Thanks for the kind comments, Kevin. I really do think that it is time for my fellow Southerners to stand up for history and to repudiate fantasy. It is also time that we stop letting ancestor-worshipping organizations like the SCV define who our ancestors were and what we believe. Our ancestors were clear and outspoken about their beliefs, and about their reasons for wanting to leave the United States of America, establish a new nation, and expand their slave-holding empire resting on its cornerstone of white supremacy. For the SCV and similar organizations to deny their ancestors’ core beliefs does a disservice to the very people they claim to honor. And there is certainly nothing dishonorable about modern Southerners repudiating their ancestors’ beliefs. I can imagine modern Germans having a very similar conversation: the sons of Wehrmacht soldiers might well admire the courage and military acumen of their forebears, but that does not mean that they have to personally admire or adopt — much less reinvent — the ideology of the nation in whose service their forebears fought. I firmly believe that it is the obligation of historians to try and fathom the past as it was, and not as we wish it had been. Keep up the good work, Kevin.

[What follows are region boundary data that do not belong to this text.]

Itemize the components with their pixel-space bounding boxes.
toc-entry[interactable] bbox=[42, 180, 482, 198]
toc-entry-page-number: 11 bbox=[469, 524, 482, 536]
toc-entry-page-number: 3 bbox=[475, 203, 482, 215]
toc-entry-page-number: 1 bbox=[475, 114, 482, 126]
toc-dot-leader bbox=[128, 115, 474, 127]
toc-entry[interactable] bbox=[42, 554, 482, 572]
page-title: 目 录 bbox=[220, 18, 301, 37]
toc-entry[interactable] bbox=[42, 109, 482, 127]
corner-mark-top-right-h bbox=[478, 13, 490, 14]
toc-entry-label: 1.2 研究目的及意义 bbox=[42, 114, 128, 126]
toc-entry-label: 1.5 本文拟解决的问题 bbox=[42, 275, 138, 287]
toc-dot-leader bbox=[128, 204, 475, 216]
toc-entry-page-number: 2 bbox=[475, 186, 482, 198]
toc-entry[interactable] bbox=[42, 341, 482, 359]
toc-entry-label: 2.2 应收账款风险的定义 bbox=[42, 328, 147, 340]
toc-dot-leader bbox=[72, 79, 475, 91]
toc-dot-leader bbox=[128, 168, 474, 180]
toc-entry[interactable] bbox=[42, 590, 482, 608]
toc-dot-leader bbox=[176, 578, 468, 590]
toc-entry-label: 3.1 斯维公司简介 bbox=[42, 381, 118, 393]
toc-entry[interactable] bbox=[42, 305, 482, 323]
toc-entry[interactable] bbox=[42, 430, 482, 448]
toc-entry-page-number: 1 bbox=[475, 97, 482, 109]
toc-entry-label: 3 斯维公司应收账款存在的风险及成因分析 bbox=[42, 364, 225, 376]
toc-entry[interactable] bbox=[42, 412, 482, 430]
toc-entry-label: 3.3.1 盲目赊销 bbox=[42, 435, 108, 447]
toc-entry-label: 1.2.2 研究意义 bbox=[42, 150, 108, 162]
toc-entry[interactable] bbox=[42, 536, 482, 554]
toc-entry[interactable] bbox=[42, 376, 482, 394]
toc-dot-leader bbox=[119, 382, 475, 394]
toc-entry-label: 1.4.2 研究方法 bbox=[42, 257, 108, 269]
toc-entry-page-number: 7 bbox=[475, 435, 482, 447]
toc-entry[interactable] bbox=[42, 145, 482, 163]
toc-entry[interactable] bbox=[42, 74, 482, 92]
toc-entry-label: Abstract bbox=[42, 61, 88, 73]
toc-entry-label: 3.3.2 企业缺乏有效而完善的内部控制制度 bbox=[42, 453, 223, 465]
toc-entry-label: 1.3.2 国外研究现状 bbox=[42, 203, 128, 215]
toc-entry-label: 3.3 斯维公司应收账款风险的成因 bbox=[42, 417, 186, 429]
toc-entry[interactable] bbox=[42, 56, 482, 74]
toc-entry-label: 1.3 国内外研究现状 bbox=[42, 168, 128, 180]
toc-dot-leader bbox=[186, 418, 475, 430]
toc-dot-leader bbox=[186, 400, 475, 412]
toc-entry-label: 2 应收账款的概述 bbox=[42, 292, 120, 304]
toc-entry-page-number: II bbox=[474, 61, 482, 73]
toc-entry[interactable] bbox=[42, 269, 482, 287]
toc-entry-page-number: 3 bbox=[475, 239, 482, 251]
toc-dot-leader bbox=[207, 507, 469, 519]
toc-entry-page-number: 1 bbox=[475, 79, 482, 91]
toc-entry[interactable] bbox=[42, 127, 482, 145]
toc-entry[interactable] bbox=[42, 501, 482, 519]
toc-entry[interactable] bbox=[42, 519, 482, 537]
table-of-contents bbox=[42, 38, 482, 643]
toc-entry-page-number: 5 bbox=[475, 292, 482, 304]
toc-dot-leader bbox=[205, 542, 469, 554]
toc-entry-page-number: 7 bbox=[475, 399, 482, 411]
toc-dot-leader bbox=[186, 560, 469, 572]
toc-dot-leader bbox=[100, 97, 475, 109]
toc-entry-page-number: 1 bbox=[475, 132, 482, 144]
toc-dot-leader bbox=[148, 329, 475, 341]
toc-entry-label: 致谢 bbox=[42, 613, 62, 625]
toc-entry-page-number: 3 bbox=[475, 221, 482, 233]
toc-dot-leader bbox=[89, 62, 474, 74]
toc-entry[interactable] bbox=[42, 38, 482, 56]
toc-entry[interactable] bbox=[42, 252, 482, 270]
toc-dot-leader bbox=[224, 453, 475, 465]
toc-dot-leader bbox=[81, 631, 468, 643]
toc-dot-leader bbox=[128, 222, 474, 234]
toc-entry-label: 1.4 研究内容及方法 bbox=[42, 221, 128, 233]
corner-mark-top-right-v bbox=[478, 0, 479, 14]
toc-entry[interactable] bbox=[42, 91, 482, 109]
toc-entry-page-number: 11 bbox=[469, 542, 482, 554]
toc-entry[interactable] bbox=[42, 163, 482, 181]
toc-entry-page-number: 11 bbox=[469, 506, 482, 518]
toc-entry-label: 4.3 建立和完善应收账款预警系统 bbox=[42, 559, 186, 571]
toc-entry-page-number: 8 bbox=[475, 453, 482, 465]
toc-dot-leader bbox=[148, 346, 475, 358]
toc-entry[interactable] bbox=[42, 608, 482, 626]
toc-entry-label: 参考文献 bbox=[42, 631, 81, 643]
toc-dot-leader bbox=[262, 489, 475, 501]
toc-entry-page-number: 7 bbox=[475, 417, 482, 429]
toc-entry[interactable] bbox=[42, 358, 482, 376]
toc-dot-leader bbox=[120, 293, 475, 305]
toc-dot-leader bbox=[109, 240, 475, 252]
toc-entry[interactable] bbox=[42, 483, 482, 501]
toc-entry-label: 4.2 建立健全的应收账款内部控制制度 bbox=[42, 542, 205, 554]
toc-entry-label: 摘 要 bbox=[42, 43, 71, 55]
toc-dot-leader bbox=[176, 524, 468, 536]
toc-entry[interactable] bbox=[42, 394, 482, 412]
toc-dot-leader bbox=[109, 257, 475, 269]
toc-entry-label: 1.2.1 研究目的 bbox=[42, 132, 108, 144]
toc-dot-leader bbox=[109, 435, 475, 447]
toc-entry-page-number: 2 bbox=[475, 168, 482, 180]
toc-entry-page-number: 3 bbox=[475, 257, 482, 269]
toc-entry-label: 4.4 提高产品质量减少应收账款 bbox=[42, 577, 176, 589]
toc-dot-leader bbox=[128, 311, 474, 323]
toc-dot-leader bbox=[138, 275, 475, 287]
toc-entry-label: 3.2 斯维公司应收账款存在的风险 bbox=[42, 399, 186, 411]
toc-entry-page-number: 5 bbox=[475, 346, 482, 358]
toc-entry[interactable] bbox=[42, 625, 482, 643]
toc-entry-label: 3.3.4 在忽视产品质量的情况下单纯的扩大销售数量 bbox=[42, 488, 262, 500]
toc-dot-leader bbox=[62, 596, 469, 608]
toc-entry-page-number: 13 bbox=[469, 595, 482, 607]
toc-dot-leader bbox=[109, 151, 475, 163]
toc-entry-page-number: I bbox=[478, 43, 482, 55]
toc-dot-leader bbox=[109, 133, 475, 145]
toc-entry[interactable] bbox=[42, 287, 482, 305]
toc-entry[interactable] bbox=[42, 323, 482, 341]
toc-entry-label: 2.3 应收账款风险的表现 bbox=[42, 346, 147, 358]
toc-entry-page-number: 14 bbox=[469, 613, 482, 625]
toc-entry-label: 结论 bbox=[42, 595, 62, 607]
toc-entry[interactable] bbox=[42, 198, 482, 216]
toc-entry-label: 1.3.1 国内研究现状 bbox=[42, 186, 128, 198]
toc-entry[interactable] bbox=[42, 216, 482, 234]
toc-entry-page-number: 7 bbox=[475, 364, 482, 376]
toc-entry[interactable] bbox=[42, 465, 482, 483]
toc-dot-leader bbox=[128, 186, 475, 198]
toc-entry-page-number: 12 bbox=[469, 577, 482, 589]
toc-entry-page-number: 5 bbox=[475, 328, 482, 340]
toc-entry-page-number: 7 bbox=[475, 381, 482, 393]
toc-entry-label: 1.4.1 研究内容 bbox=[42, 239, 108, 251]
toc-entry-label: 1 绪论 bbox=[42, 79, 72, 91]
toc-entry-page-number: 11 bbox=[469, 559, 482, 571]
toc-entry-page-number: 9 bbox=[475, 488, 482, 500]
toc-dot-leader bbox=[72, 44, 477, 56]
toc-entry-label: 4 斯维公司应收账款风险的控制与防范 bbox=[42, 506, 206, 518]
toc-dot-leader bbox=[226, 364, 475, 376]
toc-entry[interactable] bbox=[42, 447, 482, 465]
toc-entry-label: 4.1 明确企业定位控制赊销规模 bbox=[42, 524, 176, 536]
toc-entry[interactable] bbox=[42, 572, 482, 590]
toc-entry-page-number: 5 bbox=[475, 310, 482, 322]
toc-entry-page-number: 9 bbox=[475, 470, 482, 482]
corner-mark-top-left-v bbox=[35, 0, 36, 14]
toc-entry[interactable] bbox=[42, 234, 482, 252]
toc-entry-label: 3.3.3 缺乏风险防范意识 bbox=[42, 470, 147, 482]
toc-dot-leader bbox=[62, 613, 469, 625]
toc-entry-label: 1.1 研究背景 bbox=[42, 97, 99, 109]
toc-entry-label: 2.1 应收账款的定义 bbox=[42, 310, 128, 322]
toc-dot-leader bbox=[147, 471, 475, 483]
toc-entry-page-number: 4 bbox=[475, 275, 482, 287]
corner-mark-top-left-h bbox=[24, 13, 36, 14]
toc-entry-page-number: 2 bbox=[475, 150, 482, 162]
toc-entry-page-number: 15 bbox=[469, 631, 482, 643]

Thanks again for sending along the essay. I am convinced that your position is much more representative of how southerners are identifying with our Civil War past than is given credit. It would have been nice to hear you read this in front of an audience.
Fortunately, Gordon is a pretty tough cookie. I am a huge admirer of his work and, shortly after his first book, on the Battle of the Wilderness, came out, I took a tour of the Wilderness battlefield that he guided. He’s a litigator by profession, including very high profile cases, so I think he can take the heat.
I couldn’t agree with Rhea’s comment more. All to often the personal connection can blind us to what is the total truth. Being too caught up in “heritage” can often lead us outside of objective thinking. My home state of Georgia has a scarred past as any and it pleases me when I see the works of the historical society in Georgia revealing and talking about these issues rather than covering them with a veil.
It is unlikely however that Rhea’s essay will appeal to the subject audience.